Thread: Workqueue performance

Workqueue performance

From
Jason Armstrong
Date:
I have a  performance question with a database workqueue I am working on.

I have two tables, the first containing information about files, and
the second is a workqueue table with 'jobs', intended for a worker
process to transfer the files to another machine:

> create table log.file (id uuid, created timestamp default NOW() not null, filetype_id smallint, process_id smallint,
filepathtext, UNIQUE (id, filetype_id)); 
> create table fileworkqueue.job (id uuid, filetype_id smallint, filepath text, attempt smallint not null default 0);
> create index fwq_id_filetype_id_idx on fileworkqueue.job(id, filetype_id);

The log.file table is populated by an application which is writing
files to the filesystem.
The fileworkqueue.job table is populated with a trigger on log.file:

CREATE OR REPLACE FUNCTION log.fileworkqueue_add() RETURNS TRIGGER AS
$$
BEGIN
  INSERT INTO fileworkqueue.job(id, filetype_id, filepath)
    VALUES(NEW.id, NEW.filetype_id, NEW.filepath);

  IF NEW.filetype_id IN (1, 2, 3, 4) THEN
    NOTIFY worker1;
  ELSIF NEW.filetype_id IN (5, 6, 7, 8) THEN
    NOTIFY worker2;
  ELSE
    RAISE EXCEPTION 'Filetype ID not known %', NEW.filetype_id;
  END IF;

  RETURN NULL;
END;
$$ LANGUAGE plpgsql;


My worker processes then 'LISTEN' for the appropriate NOTIFY, select
the rows from the fileworkqueue.job table according to the
'filetype_id', and transfer them. After processing, it deletes the row
from the workqueue.

When we are processing without the workers running (ie just insert
into the log.file table, with the fileworkqueue.job table being filled
up by the trigger), we see a rate of about 3 milliseconds per insert.
When it is run with the workers removing data from the
fileworkqueue.job table, this drops to below 50 Ms.

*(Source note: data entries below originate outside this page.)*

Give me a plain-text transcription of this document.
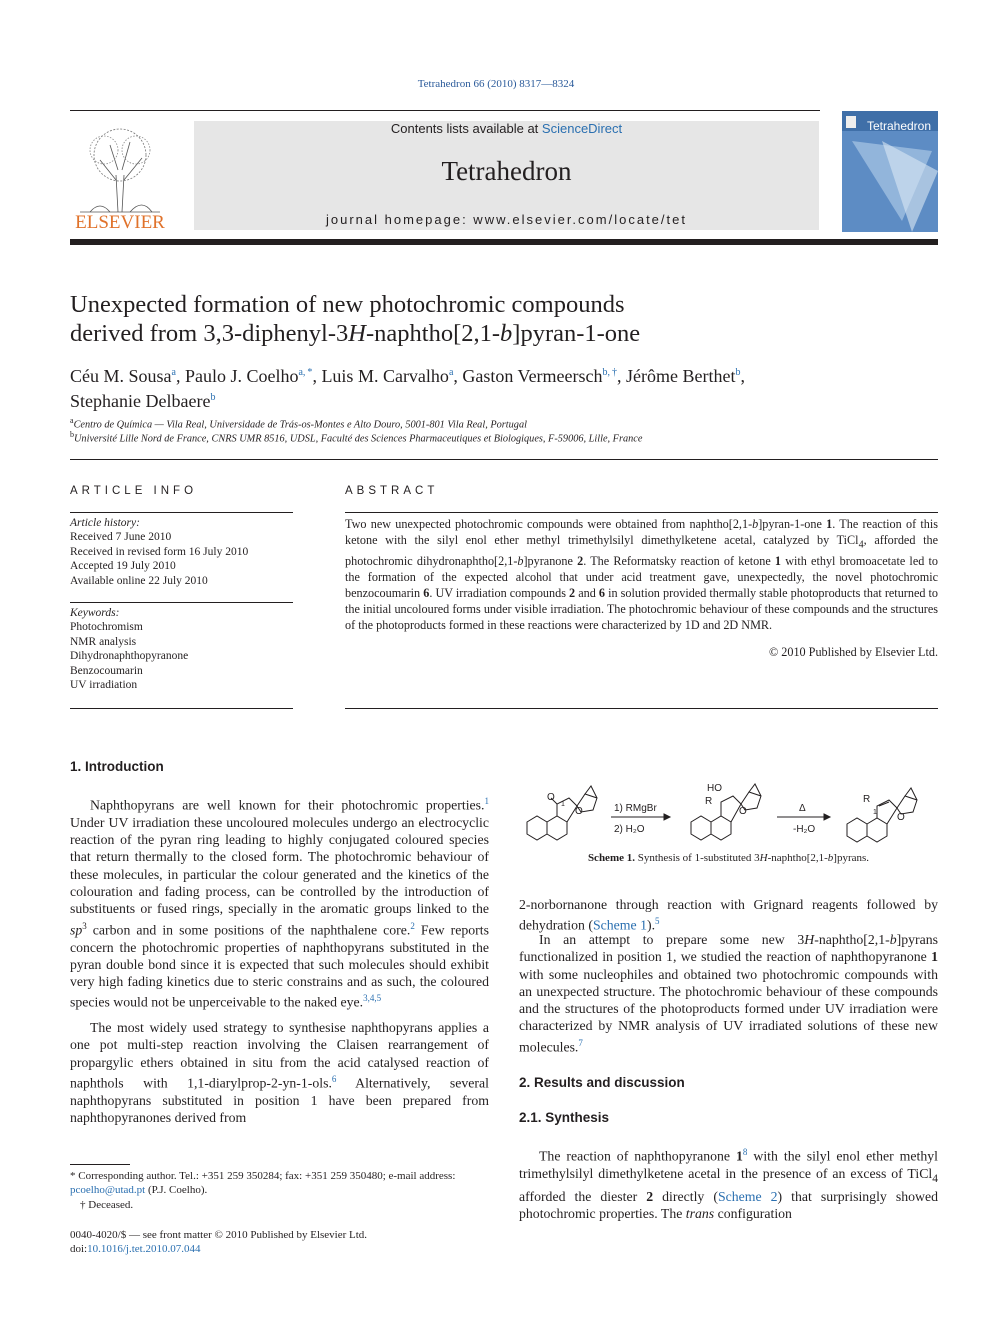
Tetrahedron 66 (2010) 8317—8324
ELSEVIER
Contents lists available at ScienceDirect
Tetrahedron
journal homepage: www.elsevier.com/locate/tet
Tetrahedron
Unexpected formation of new photochromic compounds
derived from 3,3-diphenyl-3H-naphtho[2,1-b]pyran-1-one
Céu M. Sousa$^a$, Paulo J. Coelho$^{a, *}$, Luis M. Carvalho$^a$, Gaston Vermeersch$^{b, \dagger}$, Jérôme Berthet$^b$,
Stephanie Delbaere$^b$
$^a$Centro de Química — Vila Real, Universidade de Trás-os-Montes e Alto Douro, 5001-801 Vila Real, Portugal
$^b$Université Lille Nord de France, CNRS UMR 8516, UDSL, Faculté des Sciences Pharmaceutiques et Biologiques, F-59006, Lille, France
ARTICLE INFO
Article history:
Received 7 June 2010
Received in revised form 16 July 2010
Accepted 19 July 2010
Available online 22 July 2010
Keywords:
Photochromism
NMR analysis
Dihydronaphthopyranone
Benzocoumarin
UV irradiation
ABSTRACT
Two new unexpected photochromic compounds were obtained from naphtho[2,1-b]pyran-1-one 1. The reaction of this ketone with the silyl enol ether methyl trimethylsilyl dimethylketene acetal, catalyzed by TiCl$_4$, afforded the photochromic dihydronaphtho[2,1-b]pyranone 2. The Reformatsky reaction of ketone 1 with ethyl bromoacetate led to the formation of the expected alcohol that under acid treatment gave, unexpectedly, the novel photochromic benzocoumarin 6. UV irradiation compounds 2 and 6 in solution provided thermally stable photoproducts that returned to the initial uncoloured forms under visible irradiation. The photochromic behaviour of these compounds and the structures of the photoproducts formed in these reactions were characterized by 1D and 2D NMR.
© 2010 Published by Elsevier Ltd.
1. Introduction
Naphthopyrans are well known for their photochromic properties.$^1$ Under UV irradiation these uncoloured molecules undergo an electrocyclic reaction of the pyran ring leading to highly conjugated coloured species that return thermally to the closed form. The photochromic behaviour of these molecules, in particular the colour generated and the kinetics of the colouration and fading process, can be controlled by the introduction of substituents or fused rings, specially in the aromatic groups linked to the $sp^3$ carbon and in some positions of the naphthalene core.$^2$ Few reports concern the photochromic properties of naphthopyrans substituted in the pyran double bond since it is expected that such molecules should exhibit very high fading kinetics due to steric constrains and as such, the coloured species would not be unperceivable to the naked eye.$^{3,4,5}$
The most widely used strategy to synthesise naphthopyrans applies a one pot multi-step reaction involving the Claisen rearrangement of propargylic ethers obtained in situ from the acid catalysed reaction of naphthols with 1,1-diarylprop-2-yn-1-ols.$^6$ Alternatively, several naphthopyrans substituted in position 1 have been prepared from naphthopyranones derived from
* Corresponding author. Tel.: +351 259 350284; fax: +351 259 350480; e-mail address: pcoelho@utad.pt (P.J. Coelho).
† Deceased.
0040-4020/$ — see front matter © 2010 Published by Elsevier Ltd.
doi:10.1016/j.tet.2010.07.044
O
O
1	1) RMgBr
2) H₂O
HO
R
O	Δ
-H₂O
R
1 O
Scheme 1. Synthesis of 1-substituted 3H-naphtho[2,1-b]pyrans.
2-norbornanone through reaction with Grignard reagents followed by dehydration (Scheme 1).$^5$
In an attempt to prepare some new 3H-naphtho[2,1-b]pyrans functionalized in position 1, we studied the reaction of naphthopyranone 1 with some nucleophiles and obtained two photochromic compounds with an unexpected structure. The photochromic behaviour of these compounds and the structures of the photoproducts formed under UV irradiation were characterized by NMR analysis of UV irradiated solutions of these new molecules.$^7$
2. Results and discussion
2.1. Synthesis
The reaction of naphthopyranone $1^8$ with the silyl enol ether methyl trimethylsilyl dimethylketene acetal in the presence of an excess of TiCl$_4$ afforded the diester 2 directly (Scheme 2) that surprisingly showed photochromic properties. The trans configuration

I have tried various options, such as removing the index on the
workqueue, updating the workqueue table with a flag to indicate
'complete' instead of deleting the row, but I am unable to get better
performance.

Does anyone have any thoughts on how to do this more optimally? I
don't want the workqueue to impact the process adding the data too
much. I am thinking of creating a third table, which will just contain
the 'processed' info (id and filetype_id), so that the workers will
write to this table when the job is complete, and select which data to
process by a view which shows just the entries which are in the
workqueue table. But then I will have to deal with cleaning all these
entries up at some point, which could get complicated in itself.

Thanks for any ideas.

--
Jason Armstrong

Re: Workqueue performance

From
Andy Colson
Date:
On 5/11/2010 3:28 AM, Jason Armstrong wrote:
> I have a  performance question with a database workqueue I am working on.
>
> I have two tables, the first containing information about files, and
> the second is a workqueue table with 'jobs', intended for a worker
> process to transfer the files to another machine:
>
>> create table log.file (id uuid, created timestamp default NOW() not null, filetype_id smallint, process_id smallint,
filepathtext, UNIQUE (id, filetype_id)); 
>> create table fileworkqueue.job (id uuid, filetype_id smallint, filepath text, attempt smallint not null default 0);
>> create index fwq_id_filetype_id_idx on fileworkqueue.job(id, filetype_id);
>
>
> When we are processing without the workers running (ie just insert
> into the log.file table, with the fileworkqueue.job table being filled
> up by the trigger), we see a rate of about 3 milliseconds per insert.
> When it is run with the workers removing data from the
> fileworkqueue.job table, this drops to below 50 Ms.
>
>
> Thanks for any ideas.
>

Does the worker keep a transaction open for a long period of time?

ie. worker:
startTransaction
select jobs
process job for a while
delete from job where...
commit

If so, that might be a problem.

-Andy

Re: Workqueue performance

From
Tom Lane
Date:
Jason Armstrong <ja@riverdrums.com> writes:
> My worker processes then 'LISTEN' for the appropriate NOTIFY, select
> the rows from the fileworkqueue.job table according to the
> 'filetype_id', and transfer them. After processing, it deletes the row
> from the workqueue.

> When we are processing without the workers running (ie just insert
> into the log.file table, with the fileworkqueue.job table being filled
> up by the trigger), we see a rate of about 3 milliseconds per insert.
> When it is run with the workers removing data from the
> fileworkqueue.job table, this drops to below 50 Ms.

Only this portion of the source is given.